Non rispondo alle sue parole taglienti. So che non c'è amore perso tra di loro, soprattutto dopo che Abby si è risposata con Marcus. Ma Clarke ha bisogno di lei, e non posso permettere che il loro orgoglio metta a rischio la sua salute.

«Abby, per favore. Vi prego, venite».

Non appena chiudo la chiamata, il peso della tensione mi schiaccia contro il petto. Ma non ho tempo per lasciarmi andare al panico. Clarke ha bisogno di me. E io non la lascerò sola.

Torno da Clarke, il cuore ancora pesante. La trovo distesa sul letto, una flebo di antibiotico infilata nel braccio.

«Come stai?»

Chiedo, cercando di nascondere la mia ansia dietro un tono leggero.

«Stanca».

Risponde lei con voce fioca, ma riesco a cogliere un barlume di sorriso nei suoi occhi.

Mi siedo accanto a lei, prendendo la sua mano tra le mie. Resto lì, immobile, mentre il tempo sembra fermarsi intorno a noi.

Poi, un rumore all'ingresso della stanza. Octavia, Raven, Murphy, Monty e Miller entrano, con sguardi carichi di preoccupazione e affetto.

«Come sta Clarke?»

Chiede Octavia, guardandomi fisso negli occhi.

«Sta riposando».

Rispondo, cercando di mantenere la calma nonostante il mio cuore stia battendo a mille.

Il giorno successivo è un'agonia. Aspettiamo nella sala d'attesa, stringendoci l'un l'altro in un silenzio carico di tensione. Quando finalmente il medico appare, sento il cuore battere così forte che temo possa rompersi.

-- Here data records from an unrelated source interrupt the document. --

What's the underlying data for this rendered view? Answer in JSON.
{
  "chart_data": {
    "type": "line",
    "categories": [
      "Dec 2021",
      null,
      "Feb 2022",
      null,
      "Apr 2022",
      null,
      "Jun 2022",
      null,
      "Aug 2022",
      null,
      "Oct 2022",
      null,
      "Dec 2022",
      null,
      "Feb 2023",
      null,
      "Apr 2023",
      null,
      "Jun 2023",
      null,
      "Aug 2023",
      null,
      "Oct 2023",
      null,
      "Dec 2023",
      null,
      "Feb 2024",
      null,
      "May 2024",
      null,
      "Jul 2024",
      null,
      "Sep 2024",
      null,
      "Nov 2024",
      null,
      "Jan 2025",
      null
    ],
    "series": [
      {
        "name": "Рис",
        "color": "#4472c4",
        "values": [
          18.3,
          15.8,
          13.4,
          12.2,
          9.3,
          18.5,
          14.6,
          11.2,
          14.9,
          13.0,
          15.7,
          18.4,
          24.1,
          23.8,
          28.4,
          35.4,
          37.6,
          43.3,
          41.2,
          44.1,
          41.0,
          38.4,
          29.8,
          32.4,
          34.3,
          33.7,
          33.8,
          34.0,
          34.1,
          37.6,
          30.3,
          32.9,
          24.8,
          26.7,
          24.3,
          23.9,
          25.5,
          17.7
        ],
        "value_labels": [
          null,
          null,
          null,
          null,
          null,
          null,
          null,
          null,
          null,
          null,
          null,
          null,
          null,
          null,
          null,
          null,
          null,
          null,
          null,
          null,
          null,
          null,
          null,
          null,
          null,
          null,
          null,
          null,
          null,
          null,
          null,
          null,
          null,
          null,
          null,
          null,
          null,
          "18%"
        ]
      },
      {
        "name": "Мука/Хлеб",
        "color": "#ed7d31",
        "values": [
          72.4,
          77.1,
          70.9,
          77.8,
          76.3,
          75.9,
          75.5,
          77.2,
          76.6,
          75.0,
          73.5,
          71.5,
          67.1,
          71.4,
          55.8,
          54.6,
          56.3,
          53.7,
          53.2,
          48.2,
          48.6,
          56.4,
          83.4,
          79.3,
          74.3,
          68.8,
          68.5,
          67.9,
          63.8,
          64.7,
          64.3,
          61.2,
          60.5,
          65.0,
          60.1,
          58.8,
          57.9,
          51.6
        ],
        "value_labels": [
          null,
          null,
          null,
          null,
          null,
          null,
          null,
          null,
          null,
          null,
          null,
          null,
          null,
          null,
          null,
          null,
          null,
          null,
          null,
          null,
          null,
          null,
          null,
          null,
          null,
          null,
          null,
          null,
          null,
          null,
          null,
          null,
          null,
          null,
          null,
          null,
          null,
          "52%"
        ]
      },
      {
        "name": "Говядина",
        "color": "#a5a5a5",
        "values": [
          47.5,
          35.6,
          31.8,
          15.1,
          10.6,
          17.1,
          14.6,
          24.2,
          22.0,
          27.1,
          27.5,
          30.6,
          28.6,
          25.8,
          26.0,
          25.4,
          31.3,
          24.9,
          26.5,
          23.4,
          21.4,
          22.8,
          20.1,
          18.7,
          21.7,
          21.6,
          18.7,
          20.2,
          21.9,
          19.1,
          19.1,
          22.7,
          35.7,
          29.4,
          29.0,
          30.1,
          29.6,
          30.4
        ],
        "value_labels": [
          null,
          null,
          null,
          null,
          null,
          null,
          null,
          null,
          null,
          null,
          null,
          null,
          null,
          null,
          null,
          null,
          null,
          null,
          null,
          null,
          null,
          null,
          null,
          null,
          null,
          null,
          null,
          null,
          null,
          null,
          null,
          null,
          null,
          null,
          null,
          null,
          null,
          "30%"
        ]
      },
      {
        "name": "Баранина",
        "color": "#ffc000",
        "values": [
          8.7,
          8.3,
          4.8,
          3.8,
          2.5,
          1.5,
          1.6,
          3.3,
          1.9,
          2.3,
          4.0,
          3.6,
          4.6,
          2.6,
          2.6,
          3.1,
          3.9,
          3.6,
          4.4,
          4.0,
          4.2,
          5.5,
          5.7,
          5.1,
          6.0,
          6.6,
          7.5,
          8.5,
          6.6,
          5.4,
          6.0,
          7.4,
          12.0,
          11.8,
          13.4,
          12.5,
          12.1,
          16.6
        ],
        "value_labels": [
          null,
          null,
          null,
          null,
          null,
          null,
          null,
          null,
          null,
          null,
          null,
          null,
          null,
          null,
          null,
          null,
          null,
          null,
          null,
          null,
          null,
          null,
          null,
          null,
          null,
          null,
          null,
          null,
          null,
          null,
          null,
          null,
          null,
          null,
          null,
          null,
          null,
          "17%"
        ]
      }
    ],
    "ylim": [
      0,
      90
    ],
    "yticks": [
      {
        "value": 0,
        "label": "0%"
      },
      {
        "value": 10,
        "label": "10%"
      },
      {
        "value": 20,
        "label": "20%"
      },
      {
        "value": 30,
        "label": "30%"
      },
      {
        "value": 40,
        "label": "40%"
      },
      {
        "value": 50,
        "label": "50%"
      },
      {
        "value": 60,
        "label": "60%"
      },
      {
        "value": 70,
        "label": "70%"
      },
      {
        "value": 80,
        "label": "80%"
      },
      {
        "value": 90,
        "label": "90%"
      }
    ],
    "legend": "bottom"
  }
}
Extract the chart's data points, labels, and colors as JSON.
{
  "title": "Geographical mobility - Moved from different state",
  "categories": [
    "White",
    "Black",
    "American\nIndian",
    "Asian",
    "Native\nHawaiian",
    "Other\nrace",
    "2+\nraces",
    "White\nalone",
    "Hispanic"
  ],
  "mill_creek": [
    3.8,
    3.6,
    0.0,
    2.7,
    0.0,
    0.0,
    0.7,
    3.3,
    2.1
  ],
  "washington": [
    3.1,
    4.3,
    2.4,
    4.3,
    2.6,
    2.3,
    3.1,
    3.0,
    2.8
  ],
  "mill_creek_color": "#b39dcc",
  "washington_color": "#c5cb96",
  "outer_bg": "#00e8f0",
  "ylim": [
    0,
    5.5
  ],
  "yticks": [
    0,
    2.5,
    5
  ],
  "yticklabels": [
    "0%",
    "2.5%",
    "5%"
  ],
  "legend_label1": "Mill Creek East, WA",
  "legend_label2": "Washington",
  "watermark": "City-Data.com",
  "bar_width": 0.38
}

«L'operazione è andata bene, Clarke sta riposando. Presto si sveglierà».

Respiriamo tutti un sospiro di sollievo.

«Posso restare qui questa notte?»

«Certamente».

E così, mentre la notte avvolge l'ospedale nel suo manto scuro, mi accoccolo su una sedia accanto al letto di Clarke, stringendo la sua mano tra le mie. Resto lì, vegliando il suo sonno, nella speranza che presto possa guarire e tornare a illuminare la mia vita con il suo sorriso.